Second: The sponge dabber top means that it is perfect for painting with stencils, on stamps, and directly onto your project, all without the need for a paint brush. This is another big advantage of these Distress Paints – fewer items to clean up after you craft!

A very important fact to know when using Distress paint is that the blending ability you are used to with Distress products lasts only until the paint dries. Once the paint is dry the results you’ve created are permanent. It seals everything underneath, but you can add layers over it. I feel that this is an advantage as it will not interfere with additional layers compared, for example, to Distress stains which will continue to react and mix with further layers of color that you add to them. So I consider this a third advantage. But you must work a bit quicker (it dries in 3-5 minutes) with this to get the effect you want and have a bit of a plan or you might feel otherwise.

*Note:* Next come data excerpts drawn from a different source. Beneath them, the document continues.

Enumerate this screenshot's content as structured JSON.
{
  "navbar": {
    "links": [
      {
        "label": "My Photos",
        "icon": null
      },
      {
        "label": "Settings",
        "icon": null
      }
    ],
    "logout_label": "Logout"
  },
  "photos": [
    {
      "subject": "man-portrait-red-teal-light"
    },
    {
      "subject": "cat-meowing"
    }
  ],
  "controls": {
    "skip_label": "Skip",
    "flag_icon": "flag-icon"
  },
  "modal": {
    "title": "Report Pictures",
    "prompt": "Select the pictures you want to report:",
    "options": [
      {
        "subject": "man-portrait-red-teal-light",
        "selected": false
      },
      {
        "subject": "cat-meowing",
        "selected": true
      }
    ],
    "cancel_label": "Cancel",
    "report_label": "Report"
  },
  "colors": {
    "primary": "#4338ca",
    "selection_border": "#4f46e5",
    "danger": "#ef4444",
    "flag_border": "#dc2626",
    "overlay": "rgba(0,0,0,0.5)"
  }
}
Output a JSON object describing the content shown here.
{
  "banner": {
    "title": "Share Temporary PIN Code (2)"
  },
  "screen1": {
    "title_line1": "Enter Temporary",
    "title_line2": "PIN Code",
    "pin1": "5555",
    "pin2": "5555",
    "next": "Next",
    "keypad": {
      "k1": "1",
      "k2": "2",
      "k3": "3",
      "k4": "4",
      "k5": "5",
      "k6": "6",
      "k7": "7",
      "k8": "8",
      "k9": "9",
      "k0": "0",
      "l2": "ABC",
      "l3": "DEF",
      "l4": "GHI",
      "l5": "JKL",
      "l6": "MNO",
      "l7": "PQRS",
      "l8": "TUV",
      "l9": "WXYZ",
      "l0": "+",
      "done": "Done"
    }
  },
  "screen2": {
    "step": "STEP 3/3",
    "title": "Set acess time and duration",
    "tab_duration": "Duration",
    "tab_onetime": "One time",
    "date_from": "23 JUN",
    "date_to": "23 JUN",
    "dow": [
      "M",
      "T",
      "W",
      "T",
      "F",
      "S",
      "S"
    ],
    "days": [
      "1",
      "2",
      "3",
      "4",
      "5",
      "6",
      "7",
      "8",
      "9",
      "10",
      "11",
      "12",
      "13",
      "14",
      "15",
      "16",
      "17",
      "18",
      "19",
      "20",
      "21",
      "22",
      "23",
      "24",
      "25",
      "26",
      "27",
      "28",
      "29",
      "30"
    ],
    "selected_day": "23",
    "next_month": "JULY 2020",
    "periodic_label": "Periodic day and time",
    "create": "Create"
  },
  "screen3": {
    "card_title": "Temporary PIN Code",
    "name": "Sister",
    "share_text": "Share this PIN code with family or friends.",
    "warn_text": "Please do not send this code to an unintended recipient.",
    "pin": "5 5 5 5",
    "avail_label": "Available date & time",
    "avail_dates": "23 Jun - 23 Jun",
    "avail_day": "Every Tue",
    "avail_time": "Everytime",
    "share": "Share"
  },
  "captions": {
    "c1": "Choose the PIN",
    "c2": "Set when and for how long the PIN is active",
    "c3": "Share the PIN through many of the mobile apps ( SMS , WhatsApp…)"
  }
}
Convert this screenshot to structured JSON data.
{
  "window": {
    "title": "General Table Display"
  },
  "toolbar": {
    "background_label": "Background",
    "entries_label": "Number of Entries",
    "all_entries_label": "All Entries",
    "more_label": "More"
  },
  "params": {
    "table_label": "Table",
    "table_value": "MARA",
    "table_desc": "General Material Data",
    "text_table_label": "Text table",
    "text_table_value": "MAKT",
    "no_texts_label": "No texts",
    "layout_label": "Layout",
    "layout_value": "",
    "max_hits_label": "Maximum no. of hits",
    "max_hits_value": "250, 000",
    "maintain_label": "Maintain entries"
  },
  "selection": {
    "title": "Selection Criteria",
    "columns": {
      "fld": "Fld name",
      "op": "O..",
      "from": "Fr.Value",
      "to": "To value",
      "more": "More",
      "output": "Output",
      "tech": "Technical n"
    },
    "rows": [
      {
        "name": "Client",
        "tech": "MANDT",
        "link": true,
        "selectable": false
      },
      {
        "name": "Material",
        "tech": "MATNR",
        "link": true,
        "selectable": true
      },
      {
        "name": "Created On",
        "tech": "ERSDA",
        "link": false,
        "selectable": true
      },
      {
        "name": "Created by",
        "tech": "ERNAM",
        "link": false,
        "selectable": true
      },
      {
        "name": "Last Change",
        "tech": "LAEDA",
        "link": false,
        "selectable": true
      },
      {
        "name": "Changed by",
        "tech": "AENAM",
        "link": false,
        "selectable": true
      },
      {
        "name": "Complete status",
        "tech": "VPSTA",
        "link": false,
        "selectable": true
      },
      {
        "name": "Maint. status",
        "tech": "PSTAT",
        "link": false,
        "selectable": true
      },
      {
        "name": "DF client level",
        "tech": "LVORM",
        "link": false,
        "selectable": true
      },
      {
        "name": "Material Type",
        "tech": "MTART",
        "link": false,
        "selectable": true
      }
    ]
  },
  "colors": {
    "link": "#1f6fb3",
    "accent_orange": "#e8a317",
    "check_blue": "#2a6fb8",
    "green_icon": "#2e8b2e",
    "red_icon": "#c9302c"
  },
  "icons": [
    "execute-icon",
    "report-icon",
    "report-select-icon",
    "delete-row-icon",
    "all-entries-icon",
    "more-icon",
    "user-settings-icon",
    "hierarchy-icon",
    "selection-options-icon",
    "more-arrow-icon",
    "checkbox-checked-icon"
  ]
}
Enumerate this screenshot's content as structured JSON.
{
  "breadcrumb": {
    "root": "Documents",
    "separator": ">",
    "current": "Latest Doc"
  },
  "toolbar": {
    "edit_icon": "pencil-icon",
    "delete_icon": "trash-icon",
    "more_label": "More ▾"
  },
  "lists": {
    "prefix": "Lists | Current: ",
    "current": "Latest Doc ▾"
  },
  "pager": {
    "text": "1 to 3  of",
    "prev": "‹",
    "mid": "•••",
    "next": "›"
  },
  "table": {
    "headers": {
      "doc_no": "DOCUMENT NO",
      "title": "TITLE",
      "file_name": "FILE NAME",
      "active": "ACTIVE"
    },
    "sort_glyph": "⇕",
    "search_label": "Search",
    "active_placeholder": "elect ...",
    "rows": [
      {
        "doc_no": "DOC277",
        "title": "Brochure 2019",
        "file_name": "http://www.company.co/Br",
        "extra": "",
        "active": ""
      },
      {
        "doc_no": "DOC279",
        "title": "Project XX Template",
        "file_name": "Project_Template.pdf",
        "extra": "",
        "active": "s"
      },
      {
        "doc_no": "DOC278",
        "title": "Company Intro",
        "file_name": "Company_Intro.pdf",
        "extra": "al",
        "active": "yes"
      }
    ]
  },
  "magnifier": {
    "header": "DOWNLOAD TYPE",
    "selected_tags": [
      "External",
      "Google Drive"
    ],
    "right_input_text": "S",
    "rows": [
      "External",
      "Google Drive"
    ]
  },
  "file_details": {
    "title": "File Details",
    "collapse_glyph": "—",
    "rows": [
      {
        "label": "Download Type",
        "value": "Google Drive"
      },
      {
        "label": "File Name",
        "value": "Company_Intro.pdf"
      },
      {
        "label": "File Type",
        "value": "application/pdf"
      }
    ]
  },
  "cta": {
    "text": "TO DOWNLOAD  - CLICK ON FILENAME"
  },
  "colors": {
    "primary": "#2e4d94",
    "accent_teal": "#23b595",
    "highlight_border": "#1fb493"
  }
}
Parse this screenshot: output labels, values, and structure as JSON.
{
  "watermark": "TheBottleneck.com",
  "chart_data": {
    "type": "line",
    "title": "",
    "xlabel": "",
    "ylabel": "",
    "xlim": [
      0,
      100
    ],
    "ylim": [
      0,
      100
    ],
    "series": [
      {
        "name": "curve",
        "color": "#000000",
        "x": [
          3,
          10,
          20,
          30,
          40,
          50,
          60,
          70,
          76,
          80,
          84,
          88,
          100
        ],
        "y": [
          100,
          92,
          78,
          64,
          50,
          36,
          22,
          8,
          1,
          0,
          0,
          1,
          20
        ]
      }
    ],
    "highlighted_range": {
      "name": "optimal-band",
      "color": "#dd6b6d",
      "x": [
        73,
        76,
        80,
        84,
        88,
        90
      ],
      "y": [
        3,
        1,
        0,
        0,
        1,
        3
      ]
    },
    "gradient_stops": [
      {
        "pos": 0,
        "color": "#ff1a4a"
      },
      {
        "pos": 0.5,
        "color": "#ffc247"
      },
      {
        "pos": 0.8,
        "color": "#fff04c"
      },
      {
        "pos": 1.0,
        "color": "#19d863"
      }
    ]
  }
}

The paint also acts as a resist when using it with Ranger’s Distress Inks or Stains. For example: I use the paint and dab it onto a stamp and then apply the stamp to my project. I allow the paint to dry completely. I get a very detailed clean look as if I used ink. I even have the option of using it with embossing powder when wet. I dry it with a heat gun or allow it to dry itself which should take 3-5 minutes. Once it is dry I can go back over with my distress stain or ink and the two mediums will not interact at all. In fact, the paint will resist the ink or stain to create a beautiful and layered effect.

Stamped Image with Distress Paint

If I want a watery or mixed color background, I shake the bottle up, turn it over, dab as much as I want out to cover the area and then use either a spray bottle with water or a paintbrush filled with water to flick as much or as little water as I want. I can allow the paint to flow, mix with another color, or use a paper towel to dab in certain areas and or a dry stamp to pick up paint with a ghost image or an object to get cool effects.

Any fluid acrylic paint will give you the same effect, but the easy-to-use dispenser and the coordinating Distress product line set Ranger’s Tim Holtz Distress paint apart.

Pros:

* Convenient packaging

* Easy to use

* Widely available

* Coordinates with other Distress products

Cons:

* Price

The MSRP of Ranger’s Tim Holtz Distress Paint is $4.99/bottle. It is widely available from local and online craft stores, such as Simon Says Stamp, Scrapbook.com, and Amazon.com.